Thome und Birkel entwickeln in ihrem Buch für den Anstieg der Gewaltkriminalität einen Erklärungsansatz, der differenzierter ist als gängige Interpretationen. So betonen sie in Anschluss an Emile Durkheim gegenüber der gängigen These, dass "die Individualisierung" für den Anstieg der Gewaltkriminalität verantwortlich sei, die Unterscheidung zwischen einem (pazifizierenden) "kooperativen" und einem (gewaltaffinen) "desintegrativen" Individualismus. Gestützt auf diesen analytischen Rahmen wird die Entwicklung der Gewaltkriminalität in Beziehung zu bestimmten Aspekten des ökonomischen und sozialen Strukturwandels in den drei Vergleichsländern gesetzt, die auf eine Veränderung des Integrationsmodus moderner Gesellschaften hinweisen: Änderungen in der Effektivität und Legitimität des staatlichen Gewaltmonopols, den sozialstaatlichen Sicherungssystemen, den ökonomischen Ungleichheitsstrukturen, den Marktregulierungen und Arbeitsbeziehungen, den Familienverhältnissen sowie der Nutzung von Massenmedien und Informationstechnologien.

"Das von uns entwickelte Erklärungsschema ist beim Verständnis nicht nur des Anstiegs der Gewaltkriminalität in der Vergangenheit, sondern auch von aktuellen Entwicklungen in den Bereichen Arbeitsmarkt, Sozialpolitik und Wirtschaft hilfreich und erlaubt es, ihre gesellschaftlichen Folgen einzuschätzen", erläutert Christoph Birkel. So sei die aktuell diskutierte Verbesserung der öffentlichen Kinderbetreuung als eine Stärkung des "kooperativen Individualismus" zu interpretieren und als solche dem sozialen Zusammenhalt förderlich. "Weitere Verschärfungen der Zumutbarkeitsregelungen und Kontrollen für Empfänger von Arbeitslosengeld II würden hingegen die gesellschaftliche Entwicklungstendenz in Richtung eines 'desintegrativen Individualismus' beschleunigen und wären mit hohen Nebenkosten in Form von unmittelbaren Kontrollkosten, aber zum Beispiel auch einer Verringerung des sozialen Kapitals verbunden."

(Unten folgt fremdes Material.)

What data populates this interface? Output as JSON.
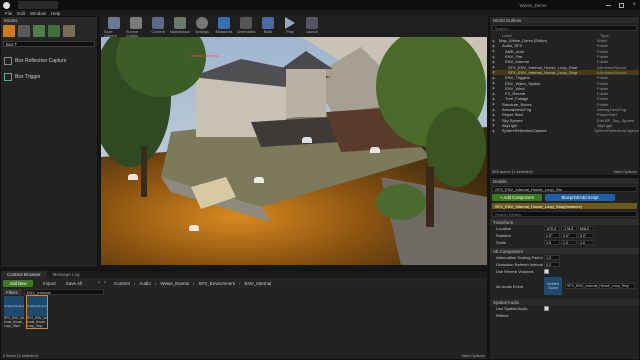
{
  "window": {
    "menus": [
      "File",
      "Edit",
      "Window",
      "Help"
    ],
    "project_title": "Weise_Demo"
  },
  "modes": {
    "title": "Modes",
    "search_value": "Box T",
    "results": [
      {
        "label": "Box Reflection Capture"
      },
      {
        "label": "Box Trigger"
      }
    ]
  },
  "toolbar": {
    "buttons": [
      "Save Current",
      "Source Control",
      "Content",
      "Marketplace",
      "Settings",
      "Blueprints",
      "Cinematics",
      "Build",
      "Play",
      "Launch"
    ]
  },
  "viewport": {
    "warning_text": "...default objects)"
  },
  "outliner": {
    "title": "World Outliner",
    "search_placeholder": "Search...",
    "col_label": "Label",
    "col_type": "Type",
    "rows": [
      {
        "label": "Map_Weise_Demo (Editor)",
        "type": "World"
      },
      {
        "label": "Audio_SFX",
        "type": "Folder"
      },
      {
        "label": "AMB_Amb",
        "type": "Folder"
      },
      {
        "label": "ENV_Fire",
        "type": "Folder"
      },
      {
        "label": "ENV_Internal",
        "type": "Folder"
      },
      {
        "label": "SFX_ENV_Internal_House_Loop_Start",
        "type": "AAmbientSound"
      },
      {
        "label": "SFX_ENV_Internal_House_Loop_Stop",
        "type": "AAmbientSound"
      },
      {
        "label": "ENV_Triggers",
        "type": "Folder"
      },
      {
        "label": "ENV_Water_Splash",
        "type": "Folder"
      },
      {
        "label": "ENV_Wind",
        "type": "Folder"
      },
      {
        "label": "FX_Reverb",
        "type": "Folder"
      },
      {
        "label": "Tree_Foliage",
        "type": "Folder"
      },
      {
        "label": "Structure_Boxes",
        "type": "Folder"
      },
      {
        "label": "AtmosphericFog",
        "type": "AtmosphericFog"
      },
      {
        "label": "Player Start",
        "type": "PlayerStart"
      },
      {
        "label": "Sky Sphere",
        "type": "Edit BP_Sky_Sphere"
      },
      {
        "label": "SkyLight",
        "type": "SkyLight"
      },
      {
        "label": "SphereReflectionCapture",
        "type": "SphereReflectionCapture"
      }
    ],
    "footer": "565 actors (1 selected)",
    "view_options": "View Options"
  },
  "details": {
    "name_value": "SFX_ENV_Internal_House_Loop_Sto",
    "add_component": "+ Add Component",
    "blueprint_btn": "Blueprint/Add Script",
    "component_row": "SFX_ENV_Internal_House_Loop_Stop(Instance)",
    "search_placeholder": "Search Details",
    "transform_header": "Transform",
    "location_label": "Location",
    "location": [
      "-570.5",
      "-178.5",
      "608.0"
    ],
    "rotation_label": "Rotation",
    "rotation": [
      "0.0°",
      "0.0°",
      "0.0°"
    ],
    "scale_label": "Scale",
    "scale": [
      "1.0",
      "1.0",
      "1.0"
    ],
    "sound_header": "Ak Component",
    "attenuation_label": "Attenuation Scaling Factor",
    "attenuation_value": "1.0",
    "occlusion_label": "Occlusion Refresh Interval",
    "occlusion_value": "0.2",
    "use_reverb_label": "Use Reverb Volumes",
    "audio_event_label": "Ak Audio Event",
    "audio_event_value": "SFX_ENV_Internal_House_Loop_Stop",
    "thumb_label": "Ambient Sound",
    "spatial_header": "Spatial Audio",
    "use_spatial_label": "Use Spatial Audio",
    "reflect_label": "Reflect"
  },
  "content_browser": {
    "tab1": "Content Browser",
    "tab2": "Message Log",
    "add_new": "Add New",
    "import": "Import",
    "save_all": "Save All",
    "path": [
      "Content",
      "Audio",
      "Weise_Events",
      "SFX_Environment",
      "ENV_Internal"
    ],
    "filters": "Filters",
    "search_value": "ENV_Internal",
    "assets": [
      {
        "thumb": "AmbientSound",
        "name": "SFX_ENV_Internal_House_Loop_Start"
      },
      {
        "thumb": "AmbientSound",
        "name": "SFX_ENV_Internal_House_Loop_Stop"
      }
    ],
    "footer": "2 items (1 selected)",
    "view_options": "View Options"
  }
}
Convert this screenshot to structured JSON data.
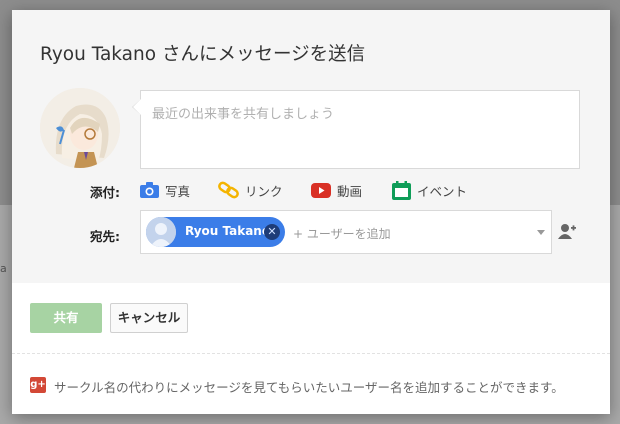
{
  "dialog": {
    "title": "Ryou Takano さんにメッセージを送信",
    "share_placeholder": "最近の出来事を共有しましょう",
    "attach_label": "添付:",
    "attachments": [
      {
        "label": "写真",
        "icon": "camera-icon"
      },
      {
        "label": "リンク",
        "icon": "link-icon"
      },
      {
        "label": "動画",
        "icon": "video-icon"
      },
      {
        "label": "イベント",
        "icon": "calendar-icon"
      }
    ],
    "to_label": "宛先:",
    "recipient": {
      "name": "Ryou Takano",
      "remove_glyph": "✕"
    },
    "add_user_placeholder": "+ ユーザーを追加",
    "share_button": "共有",
    "cancel_button": "キャンセル",
    "footer_text": "サークル名の代わりにメッセージを見てもらいたいユーザー名を追加することができます。",
    "gplus_glyph": "g+"
  },
  "backdrop_fragment": "a",
  "colors": {
    "share_button": "#a7d3a3",
    "chip": "#3b7de8",
    "camera": "#3b7de8",
    "link": "#f4b400",
    "video": "#d93025",
    "calendar": "#0f9d58",
    "gplus": "#d34836"
  }
}
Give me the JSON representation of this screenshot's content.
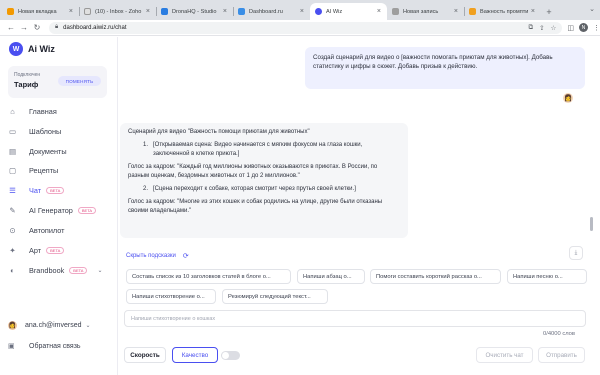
{
  "browser": {
    "tabs": [
      {
        "title": "Новая вкладка",
        "favicon_color": "#f29900"
      },
      {
        "title": "(10) - Inbox - Zoho",
        "favicon_color": "#e0e0e0"
      },
      {
        "title": "DronaHQ - Studio",
        "favicon_color": "#2a7de1"
      },
      {
        "title": "Dashboard.ru",
        "favicon_color": "#3a8ee6"
      },
      {
        "title": "AI Wiz",
        "favicon_color": "#4a4ff0"
      },
      {
        "title": "Новая запись",
        "favicon_color": "#9e9e9e"
      },
      {
        "title": "Важность промпти",
        "favicon_color": "#f0a020"
      }
    ],
    "url": "dashboard.aiwiz.ru/chat",
    "profile_initial": "N"
  },
  "sidebar": {
    "logo_text": "Ai Wiz",
    "logo_mark": "W",
    "plan": {
      "label": "Подключен",
      "name": "Тариф",
      "button": "ПОМЕНЯТЬ"
    },
    "items": [
      {
        "label": "Главная",
        "icon": "home-icon",
        "glyph": "⌂"
      },
      {
        "label": "Шаблоны",
        "icon": "templates-icon",
        "glyph": "▭"
      },
      {
        "label": "Документы",
        "icon": "documents-icon",
        "glyph": "▤"
      },
      {
        "label": "Рецепты",
        "icon": "recipes-icon",
        "glyph": "▢"
      },
      {
        "label": "Чат",
        "icon": "chat-icon",
        "glyph": "☰",
        "badge": "BETA"
      },
      {
        "label": "AI Генератор",
        "icon": "ai-generator-icon",
        "glyph": "✎",
        "badge": "BETA"
      },
      {
        "label": "Автопилот",
        "icon": "autopilot-icon",
        "glyph": "⊙"
      },
      {
        "label": "Арт",
        "icon": "art-icon",
        "glyph": "✦",
        "badge": "BETA"
      },
      {
        "label": "Brandbook",
        "icon": "brandbook-icon",
        "glyph": "◐",
        "badge": "BETA"
      }
    ],
    "user": "ana.ch@imversed",
    "feedback": "Обратная связь"
  },
  "chat": {
    "user_message": "Создай сценарий для видео о [важности помогать приютам для животных]. Добавь статистику и цифры в сюжет. Добавь призыв к действию.",
    "assistant": {
      "intro": "Сценарий для видео \"Важность помощи приютам для животных\"",
      "step1_num": "1.",
      "step1": "[Открываемая сцена: Видео начинается с мягким фокусом на глаза кошки, заключенной в клетке приюта.]",
      "voice1": "Голос за кадром: \"Каждый год миллионы животных оказываются в приютах. В России, по разным оценкам, бездомных животных от 1 до 2 миллионов.\"",
      "step2_num": "2.",
      "step2": "[Сцена переходит к собаке, которая смотрит через прутья своей клетки.]",
      "voice2": "Голос за кадром: \"Многие из этих кошек и собак родились на улице, другие были отказаны своими владельцами.\""
    },
    "hide_hints": "Скрыть подсказки",
    "suggestions": [
      "Составь список из 10 заголовков статей в блоге о...",
      "Напиши абзац о...",
      "Помоги составить короткий рассказ о...",
      "Напиши песню о...",
      "Напиши стихотворение о...",
      "Резюмируй следующий текст..."
    ],
    "input_placeholder": "Напиши стихотворение о кошках",
    "counter": "0/4000 слов",
    "mode_speed": "Скорость",
    "mode_quality": "Качество",
    "clear_chat": "Очистить чат",
    "send": "Отправить"
  },
  "colors": {
    "accent": "#4a4ff0",
    "badge": "#e0457b"
  }
}
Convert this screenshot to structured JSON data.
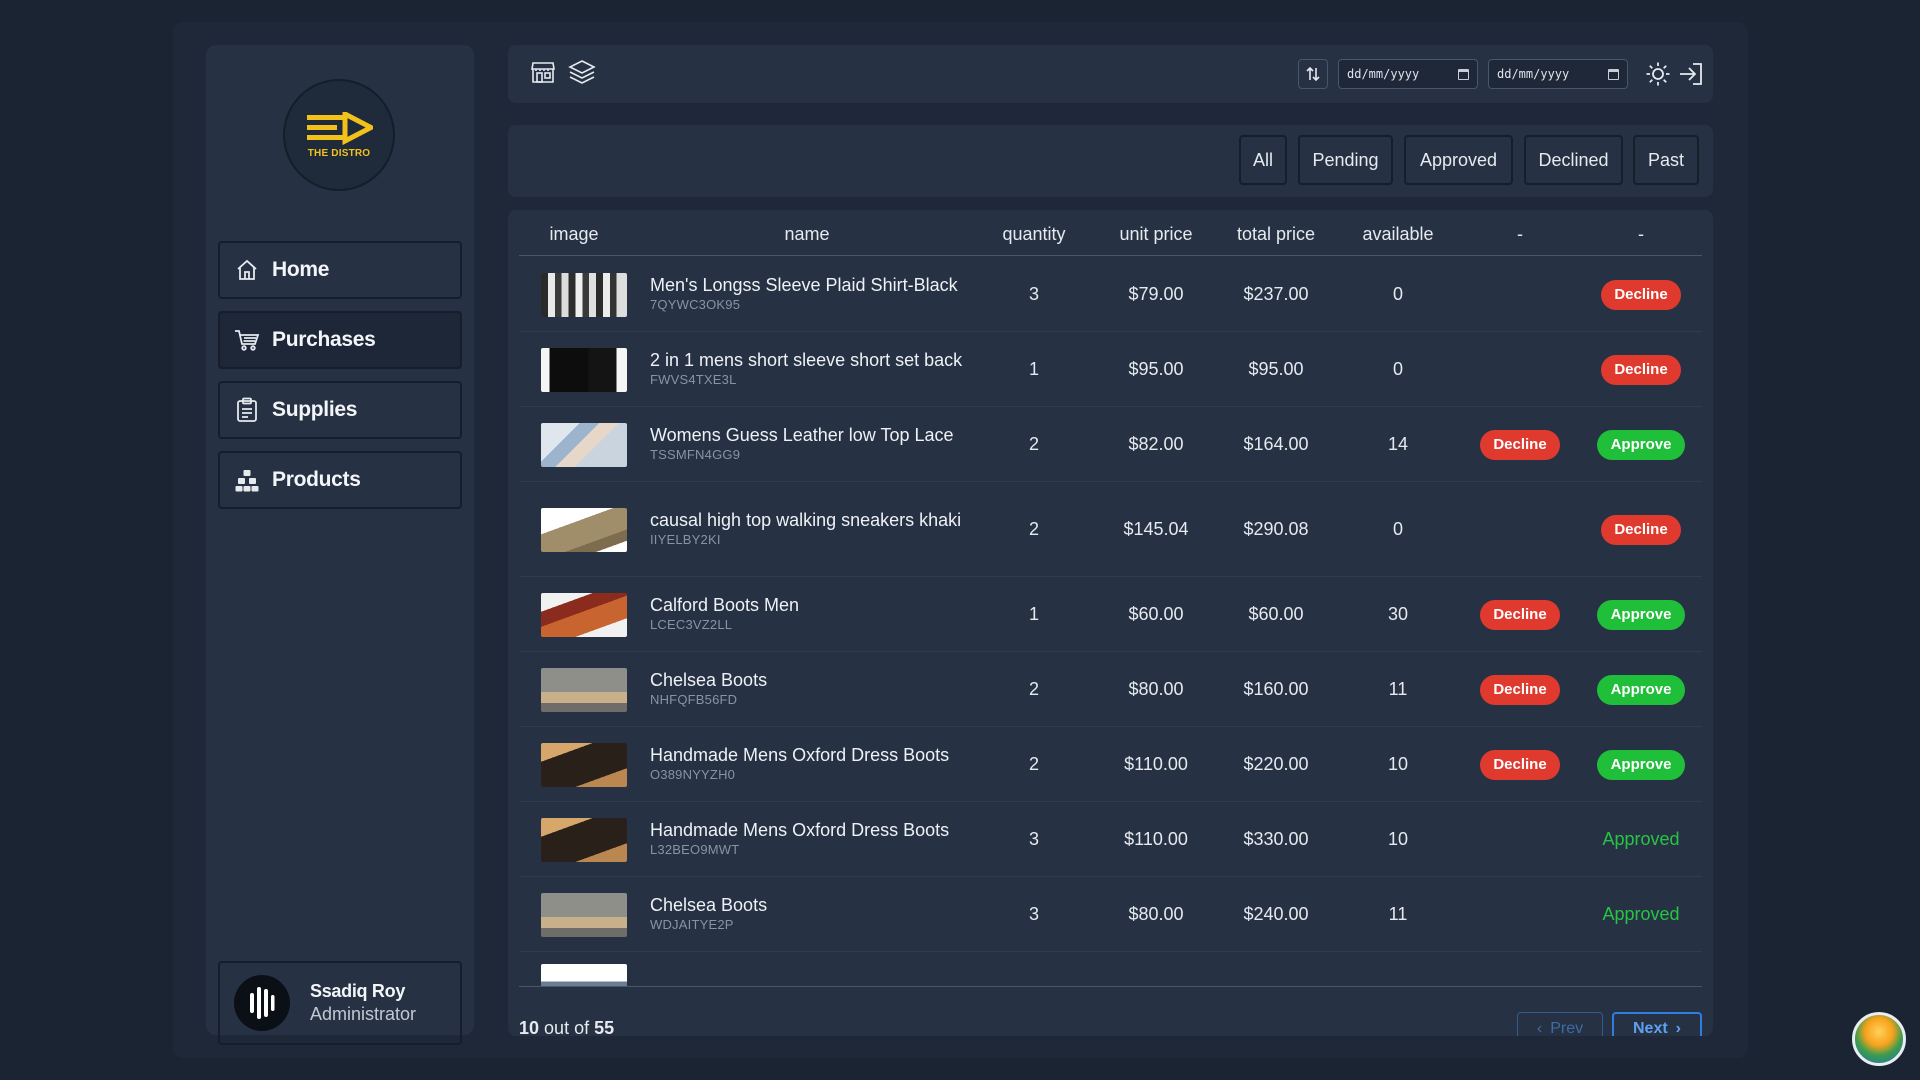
{
  "brand": {
    "name": "THE DISTRO",
    "accent": "#f2c21b"
  },
  "sidebar": {
    "items": [
      {
        "label": "Home",
        "icon": "home-icon"
      },
      {
        "label": "Purchases",
        "icon": "cart-icon"
      },
      {
        "label": "Supplies",
        "icon": "clipboard-icon"
      },
      {
        "label": "Products",
        "icon": "boxes-icon"
      }
    ],
    "active": "Purchases"
  },
  "profile": {
    "name": "Ssadiq Roy",
    "role": "Administrator"
  },
  "topbar": {
    "date_from": {
      "placeholder": "dd/mm/yyyy"
    },
    "date_to": {
      "placeholder": "dd/mm/yyyy"
    }
  },
  "filters": [
    "All",
    "Pending",
    "Approved",
    "Declined",
    "Past"
  ],
  "table": {
    "headers": {
      "image": "image",
      "name": "name",
      "quantity": "quantity",
      "unit_price": "unit price",
      "total_price": "total price",
      "available": "available",
      "action1": "-",
      "action2": "-"
    },
    "rows": [
      {
        "name": "Men's Longss Sleeve Plaid Shirt-Black",
        "code": "7QYWC3OK95",
        "quantity": "3",
        "unit_price": "$79.00",
        "total_price": "$237.00",
        "available": "0",
        "decline": "",
        "action": "Decline"
      },
      {
        "name": "2 in 1 mens short sleeve short set back",
        "code": "FWVS4TXE3L",
        "quantity": "1",
        "unit_price": "$95.00",
        "total_price": "$95.00",
        "available": "0",
        "decline": "",
        "action": "Decline"
      },
      {
        "name": "Womens Guess Leather low Top Lace",
        "code": "TSSMFN4GG9",
        "quantity": "2",
        "unit_price": "$82.00",
        "total_price": "$164.00",
        "available": "14",
        "decline": "Decline",
        "action": "Approve"
      },
      {
        "name": "causal high top walking sneakers khaki",
        "code": "IIYELBY2KI",
        "quantity": "2",
        "unit_price": "$145.04",
        "total_price": "$290.08",
        "available": "0",
        "decline": "",
        "action": "Decline"
      },
      {
        "name": "Calford Boots Men",
        "code": "LCEC3VZ2LL",
        "quantity": "1",
        "unit_price": "$60.00",
        "total_price": "$60.00",
        "available": "30",
        "decline": "Decline",
        "action": "Approve"
      },
      {
        "name": "Chelsea Boots",
        "code": "NHFQFB56FD",
        "quantity": "2",
        "unit_price": "$80.00",
        "total_price": "$160.00",
        "available": "11",
        "decline": "Decline",
        "action": "Approve"
      },
      {
        "name": "Handmade Mens Oxford Dress Boots",
        "code": "O389NYYZH0",
        "quantity": "2",
        "unit_price": "$110.00",
        "total_price": "$220.00",
        "available": "10",
        "decline": "Decline",
        "action": "Approve"
      },
      {
        "name": "Handmade Mens Oxford Dress Boots",
        "code": "L32BEO9MWT",
        "quantity": "3",
        "unit_price": "$110.00",
        "total_price": "$330.00",
        "available": "10",
        "decline": "",
        "action": "Approved"
      },
      {
        "name": "Chelsea Boots",
        "code": "WDJAITYE2P",
        "quantity": "3",
        "unit_price": "$80.00",
        "total_price": "$240.00",
        "available": "11",
        "decline": "",
        "action": "Approved"
      }
    ]
  },
  "pagination": {
    "shown": "10",
    "out_of": "out of",
    "total": "55",
    "prev": "Prev",
    "next": "Next"
  },
  "colors": {
    "decline": "#e03a2f",
    "approve": "#1fbf3a",
    "approved_text": "#27c443",
    "next_border": "#2f7de1"
  }
}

Die Autoren sind sich einig: Um die Bereitschaft zur Gewaltkriminalität zu senken, müssten Solidarstrukturen neu aufgebaut werden. "Wir benötigen kooperative Strukturen. Aber natürlich ist es nicht nur die Aufgabe des Staates, sie zu schaffen. Bürger aller sozialer Schichten müssen sich dafür engagieren."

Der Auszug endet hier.